La seule fois où j’ai abandonné la discrétion, c’est sur le parvis de la Défense où, avec mon œuvre La Défonce, j’ai tenté de déstabiliser la perspective triomphaliste qui part de la pyramide du Louvre pour finir à la Grande Arche en passant par l’Arc du Carrousel, l’Obélisque et l’Arc de Triomphe. Je déteste les grandes perspectives qu’ont tant aimées entre autres Napoléon, Mussolini, Hitler et Staline.

Avez-vous toujours les Boîtes de merde d’artiste de Manzoni?
François Morellet. Oui, et elles se conservent bien. C’était en 1960, Manzoni avait vendu à Fontana une de mes œuvres et ne m’avait pas envoyé le prix modique qui me revenait. En échange, il m’a proposé une de ses boîtes de «merde d’artiste». J’en ai demandé deux, qu’il m’a données. Aujourd’hui, chaque boîte peut être revendue 100.000 euros et cela me sert d’étalon pour mesurer les grandes sommes que j’ai du mal à imaginer depuis l’abandon du franc. Par exemple, dernièrement, j’aurais pu être impressionné par le prix d’une de mes œuvres atteint en vente publique, si je n’avais pas converti la somme en 4 Boîtes de merde

Pourquoi laisser une telle place au spectateur?

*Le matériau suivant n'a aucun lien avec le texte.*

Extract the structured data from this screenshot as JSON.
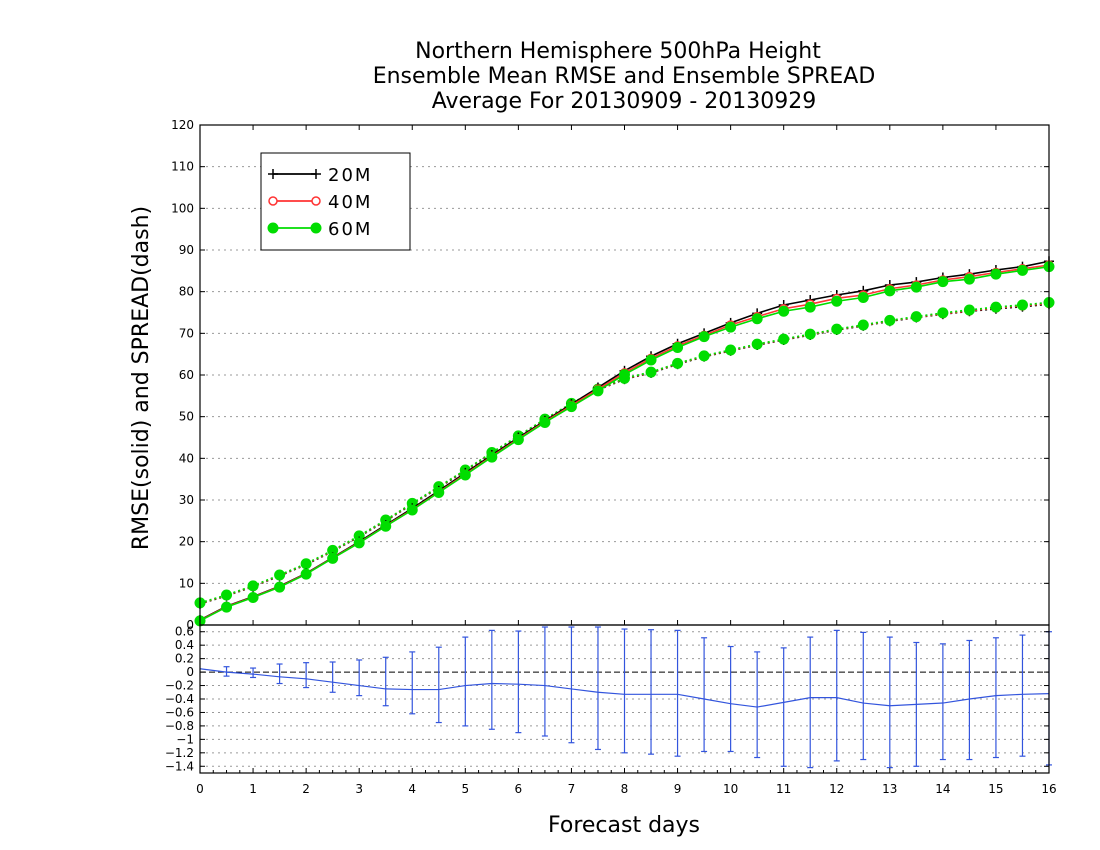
{
  "chart_data": {
    "type": "line",
    "title_lines": [
      "Northern Hemisphere 500hPa Height",
      "Ensemble Mean RMSE and Ensemble SPREAD",
      "Average For 20130909 - 20130929"
    ],
    "xlabel": "Forecast days",
    "ylabel": "RMSE(solid) and SPREAD(dash)",
    "xlim": [
      0,
      16
    ],
    "ylim": [
      0,
      120
    ],
    "x_ticks": [
      "0",
      "1",
      "2",
      "3",
      "4",
      "5",
      "6",
      "7",
      "8",
      "9",
      "10",
      "11",
      "12",
      "13",
      "14",
      "15",
      "16"
    ],
    "y_ticks": [
      "0",
      "10",
      "20",
      "30",
      "40",
      "50",
      "60",
      "70",
      "80",
      "90",
      "100",
      "110",
      "120"
    ],
    "grid": "horizontal dotted",
    "legend_position": "top-left",
    "x": [
      0,
      0.5,
      1,
      1.5,
      2,
      2.5,
      3,
      3.5,
      4,
      4.5,
      5,
      5.5,
      6,
      6.5,
      7,
      7.5,
      8,
      8.5,
      9,
      9.5,
      10,
      10.5,
      11,
      11.5,
      12,
      12.5,
      13,
      13.5,
      14,
      14.5,
      15,
      15.5,
      16
    ],
    "series": [
      {
        "name": "20M",
        "color": "#000000",
        "marker": "plus",
        "style": "solid",
        "values": [
          1.2,
          4.5,
          6.8,
          9.3,
          12.4,
          16.2,
          20.0,
          24.0,
          28.0,
          32.2,
          36.5,
          40.8,
          45.0,
          49.0,
          53.0,
          57.0,
          61.0,
          64.5,
          67.5,
          70.0,
          72.5,
          74.8,
          76.8,
          78.0,
          79.2,
          80.2,
          81.6,
          82.3,
          83.4,
          84.2,
          85.2,
          86.0,
          87.3
        ]
      },
      {
        "name": "40M",
        "color": "#ff3333",
        "marker": "circle-open",
        "style": "solid",
        "values": [
          1.1,
          4.4,
          6.7,
          9.2,
          12.3,
          16.1,
          19.8,
          23.8,
          27.7,
          31.9,
          36.2,
          40.5,
          44.7,
          48.8,
          52.7,
          56.6,
          60.5,
          64.0,
          67.0,
          69.5,
          72.0,
          74.0,
          75.9,
          77.0,
          78.4,
          79.2,
          80.7,
          81.6,
          82.8,
          83.6,
          84.6,
          85.5,
          86.4
        ]
      },
      {
        "name": "60M",
        "color": "#00dd00",
        "marker": "circle-filled",
        "style": "solid",
        "values": [
          1.0,
          4.3,
          6.6,
          9.1,
          12.2,
          16.0,
          19.7,
          23.7,
          27.6,
          31.8,
          36.0,
          40.3,
          44.5,
          48.6,
          52.4,
          56.2,
          60.1,
          63.6,
          66.6,
          69.2,
          71.5,
          73.5,
          75.3,
          76.3,
          77.7,
          78.6,
          80.2,
          81.1,
          82.4,
          83.0,
          84.2,
          85.1,
          86.0
        ]
      },
      {
        "name": "20M spread",
        "color": "#000000",
        "marker": "plus",
        "style": "dotted",
        "values": [
          5.1,
          7.0,
          9.2,
          11.8,
          14.5,
          17.7,
          21.2,
          25.0,
          29.0,
          33.0,
          37.0,
          41.2,
          45.2,
          49.2,
          53.0,
          56.4,
          59.0,
          60.5,
          62.6,
          64.4,
          65.8,
          67.2,
          68.4,
          69.6,
          70.8,
          71.8,
          72.9,
          73.8,
          74.6,
          75.3,
          75.9,
          76.4,
          77.0
        ]
      },
      {
        "name": "40M spread",
        "color": "#ff3333",
        "marker": "circle-open",
        "style": "dotted",
        "values": [
          5.2,
          7.1,
          9.3,
          11.9,
          14.6,
          17.8,
          21.3,
          25.1,
          29.1,
          33.1,
          37.1,
          41.3,
          45.3,
          49.3,
          53.1,
          56.5,
          59.1,
          60.6,
          62.7,
          64.5,
          65.9,
          67.3,
          68.5,
          69.7,
          70.9,
          71.9,
          73.0,
          73.9,
          74.7,
          75.4,
          76.1,
          76.6,
          77.2
        ]
      },
      {
        "name": "60M spread",
        "color": "#00dd00",
        "marker": "circle-filled",
        "style": "dotted",
        "values": [
          5.3,
          7.2,
          9.4,
          12.0,
          14.7,
          17.9,
          21.4,
          25.2,
          29.2,
          33.2,
          37.2,
          41.4,
          45.4,
          49.4,
          53.2,
          56.6,
          59.2,
          60.7,
          62.8,
          64.6,
          66.0,
          67.4,
          68.6,
          69.8,
          71.0,
          72.0,
          73.1,
          74.0,
          74.9,
          75.6,
          76.3,
          76.8,
          77.4
        ]
      }
    ],
    "lower_panel": {
      "ylim": [
        -1.5,
        0.7
      ],
      "y_ticks": [
        "-1.4",
        "-1.2",
        "-1",
        "-0.8",
        "-0.6",
        "-0.4",
        "-0.2",
        "0",
        "0.2",
        "0.4",
        "0.6"
      ],
      "color": "#3355dd",
      "x": [
        0,
        0.5,
        1,
        1.5,
        2,
        2.5,
        3,
        3.5,
        4,
        4.5,
        5,
        5.5,
        6,
        6.5,
        7,
        7.5,
        8,
        8.5,
        9,
        9.5,
        10,
        10.5,
        11,
        11.5,
        12,
        12.5,
        13,
        13.5,
        14,
        14.5,
        15,
        15.5,
        16
      ],
      "values": [
        0.05,
        0.0,
        -0.03,
        -0.07,
        -0.1,
        -0.15,
        -0.2,
        -0.25,
        -0.26,
        -0.26,
        -0.2,
        -0.17,
        -0.18,
        -0.2,
        -0.25,
        -0.3,
        -0.33,
        -0.33,
        -0.33,
        -0.4,
        -0.47,
        -0.52,
        -0.45,
        -0.38,
        -0.38,
        -0.46,
        -0.5,
        -0.48,
        -0.46,
        -0.4,
        -0.35,
        -0.33,
        -0.32
      ],
      "err_upper": [
        null,
        0.08,
        0.06,
        0.12,
        0.14,
        0.15,
        0.18,
        0.22,
        0.3,
        0.37,
        0.52,
        0.62,
        0.61,
        0.67,
        0.67,
        0.67,
        0.64,
        0.63,
        0.62,
        0.51,
        0.38,
        0.3,
        0.36,
        0.52,
        0.62,
        0.59,
        0.52,
        0.44,
        0.42,
        0.47,
        0.51,
        0.55,
        0.6
      ],
      "err_lower": [
        null,
        -0.06,
        -0.08,
        -0.17,
        -0.23,
        -0.3,
        -0.35,
        -0.5,
        -0.62,
        -0.75,
        -0.8,
        -0.85,
        -0.9,
        -0.95,
        -1.05,
        -1.15,
        -1.2,
        -1.22,
        -1.25,
        -1.18,
        -1.18,
        -1.27,
        -1.4,
        -1.42,
        -1.32,
        -1.3,
        -1.42,
        -1.4,
        -1.3,
        -1.3,
        -1.27,
        -1.25,
        -1.38
      ]
    }
  }
}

François Morellet. C’est parce que je ne crois pas vraiment au génie des artistes, ainsi qu’à toute autre croyance. Comme l’a si bien dit Duchamp, c’est le regardeur qui donne le sens aux œuvres d’art. Et, d’un autre côté, les croyances ont été à la base de millions de morts.
Je citerai pour finir Cioran qui a écrit dans son Précis de décomposition: «Que l’homme perde sa faculté d’indifférence: il devient assassin virtuel …».